芙蓉花主抬眸看向眼前的三殿下,忍住了眼底的泪,不让自己的脆弱暴露在他的面前,她已经不是当年那个爱哭的小芙蓉了!
“你这么了解她,为何却不能理解我,我们天界与妖界的仇恨,这几万年来,已经数不清对错了。可是现在,我们不能退,只要我们表露出一丝退意,妖界势必会卷土重来。你以为如今三界停战,互不干扰,便是真的互不干扰么?你怎么不知,是不是妖界在暗自生息力量,好在某一时刻,试图杀入我天界,试图一统三界呢?”诩止掩下眼底的落寞,嘴角勾起一抹笑,竟有几分自嘲:
“芙蓉,这些话,我从未与你说过,是不想你掺和进来。但可笑的是,我高估了自己在你心里的地位,原来我堂堂三殿下竟然还不如仙清殿的两位,在你心里来的重要。我不管你如何想我,但是既然已经走到这一步,我不后悔!”

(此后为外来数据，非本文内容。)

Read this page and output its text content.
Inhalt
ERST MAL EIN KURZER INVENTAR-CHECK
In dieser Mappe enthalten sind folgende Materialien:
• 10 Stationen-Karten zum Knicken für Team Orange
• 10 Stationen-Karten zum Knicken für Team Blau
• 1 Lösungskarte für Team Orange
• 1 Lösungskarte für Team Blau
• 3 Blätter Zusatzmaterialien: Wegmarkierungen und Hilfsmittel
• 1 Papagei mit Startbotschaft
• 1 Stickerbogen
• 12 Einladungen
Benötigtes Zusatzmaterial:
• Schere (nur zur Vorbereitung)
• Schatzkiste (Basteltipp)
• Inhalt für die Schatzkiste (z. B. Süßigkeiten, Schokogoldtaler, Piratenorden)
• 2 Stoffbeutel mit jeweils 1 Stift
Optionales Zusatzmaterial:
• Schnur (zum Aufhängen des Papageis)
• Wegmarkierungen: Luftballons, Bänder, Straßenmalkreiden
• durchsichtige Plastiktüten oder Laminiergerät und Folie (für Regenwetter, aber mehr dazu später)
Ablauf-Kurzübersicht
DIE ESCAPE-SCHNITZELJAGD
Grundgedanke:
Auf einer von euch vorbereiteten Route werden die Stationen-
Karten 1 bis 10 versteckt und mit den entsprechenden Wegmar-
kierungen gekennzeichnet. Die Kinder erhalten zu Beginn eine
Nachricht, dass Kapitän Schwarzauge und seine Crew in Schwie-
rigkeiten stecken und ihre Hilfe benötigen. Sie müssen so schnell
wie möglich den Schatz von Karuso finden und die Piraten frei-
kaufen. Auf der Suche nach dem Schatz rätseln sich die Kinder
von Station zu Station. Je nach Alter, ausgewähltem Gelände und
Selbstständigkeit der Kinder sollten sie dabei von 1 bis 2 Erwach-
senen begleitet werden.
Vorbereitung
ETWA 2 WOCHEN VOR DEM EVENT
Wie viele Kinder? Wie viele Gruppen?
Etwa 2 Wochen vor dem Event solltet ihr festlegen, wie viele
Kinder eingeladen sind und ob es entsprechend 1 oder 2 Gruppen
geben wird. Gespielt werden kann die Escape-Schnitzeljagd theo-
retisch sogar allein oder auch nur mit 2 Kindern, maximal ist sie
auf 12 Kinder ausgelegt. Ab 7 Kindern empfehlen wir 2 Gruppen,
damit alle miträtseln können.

好一个不后悔,芙蓉花主知道,哪怕跟他争论至今,他依然毫无悔意。
“今日,本花主不想见任何人,恕我百花殿不能好生招待三殿下,三殿下您请回吧。”
“你……,我从来不知,你竟是这般伶牙俐齿。”三殿下背在身后的手握紧了,又松开,他深深地看了眼前的人儿一眼,终于沉声道:“你身为花神,从前不管怎么不顾规矩,但是又过了万年,你该长大了。有些话,要慎言。”
芙蓉花主的眸子闪过万千情绪,嘴角勾起一抹嗤笑:“怎么,如若小神不慎言的话,便是仙清殿那两位上神的下场吗?”
“你”三殿下方才的怒气未消,又来一波。
“花神芙蓉,顶撞本殿下,禁足花神殿,不得本殿下喻令任何人不得进出!”
接着拂袖而去,哪怕如此依然端着天界之尊的威严。
看着一脸冷意的三殿下踏步出来,两位神官心底也跟着一凉:
“完了,三殿下又被花主给气到了。”
红莲和伊荷,慌忙朝养花海去。
养花海之中的芙蓉花主微合双眸,长长的睫羽微颤,绝美的容颜有些苍白。
万年前从朝巫山顶寻来的三株逐日花开了,宛如从火光里走来,涅槃重生的火凤,裹着千年的时光开得耀眼绚丽。
站在一旁的红莲芳主跟伊荷仙子,看着逐日花开,眸里皆掩饰不下的惊讶。
伊荷欢呼道:“竟然真的开了。”
亭下的芙蓉花主,她一直珍爱的逐日花终于开放了,然而她的脸上好像并没有欢喜之色。
红莲知道为何花主并不开心。
过了许久,芙蓉花主背对着她们,伸手摸向那盛开的逐日花,红了的眼眶里缠绕着泪珠:
“你说逐日花开时,你会亲自从凤凰山下挖出浮为酿,不送给天帝老头儿,亦不送给那些抠门的上仙们。而是送与凤弈神尊一坛,然后在他的火桐林里,让我邀来清无哥哥,老仙君,喊上归华上仙,还有他,一起共酌。可是,他变了,你也不在了。”